8. HE FELL IN LOVE WITH HIS FUTURE WIFE AFTER BEING STABBED BY A PIMP.
In January 1938, a pimp on a Paris street stabbed Beckett, perforating his lung and seriously injuring him. A tennis acquaintance of Beckett’s, Suzanne Dechevaux-Dumesnil, heard about the attack and visited Beckett regularly in the hospital during his two week stay. He and Suzanne, who was six years older, fell in love, lived together for many years, and eventually married in 1961. She died in July 1989, and he died a few months after his wife, in December 1989.
9. HE FOUGHT AGAINST THE NAZIS AS PART OF THE FRENCH RESISTANCE.
In World War II, Beckett participated in the French Resistance to fight against the Nazi occupation of France. Translating documents and using his apartment as an information drop, Beckett risked arrest to fight the Nazis. After some of his friends in the French Resistance were arrested, he fled to the south of France in 1942, but he continued to help the movement. The French government later gave Beckett the Croix de Guerre (Cross of War) and Médaille de la Résistance (Medal of the Resistance) for his courage.
10. HE MADE A WEIRD MOVIE WITH BUSTER KEATON.
Beckett wrote his only screenplay in the early 1960s and cast a 70-year-old Buster Keaton in his movie, called Film. Released in 1965, Film portrays Keaton in a city, trying to hurry past others on a street, and in a room with various pets and a lone piece of artwork. Highly experimental, Film got mixed reviews, and Beckett described it as an interesting failure.
11. HE WON A NOBEL PRIZE, BUT WASN’T SUPER HAPPY ABOUT IT.

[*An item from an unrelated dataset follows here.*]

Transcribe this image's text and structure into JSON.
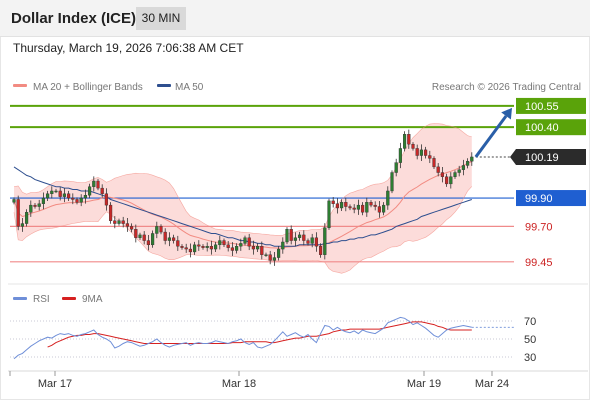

In 1969, Beckett won the Nobel Prize for Literature for his innovative novels and dramas. When he and his wife found out that he had won, she said, “Quelle catastrophe!” (What a catastrophe!) because she knew that her husband didn’t like to be in the spotlight. Because of Beckett’s dislike of fame and publicity, he refused to accept the Nobel Prize in person so he wouldn’t have to give a speech. Beckett’s publisher accepted the award on Beckett’s behalf, and Beckett gave away his prize money, mostly to the library at his alma mater, Dublin’s Trinity College.
12. THERE’S A VERY COOL BRIDGE NAMED AFTER HIM IN DUBLIN.
In December 2009, Beckett’s nephew and niece were present at the Samuel Beckett Bridge opening ceremony in Dublin. Suspended over the River Liffey, the bridge has a series of 31 cables that make it look like a giant harp. Designed by architect Santiago Calatrava (who also designed the nearby James Joyce Bridge), the Samuel Beckett Bridge accommodates car and pedestrian traffic.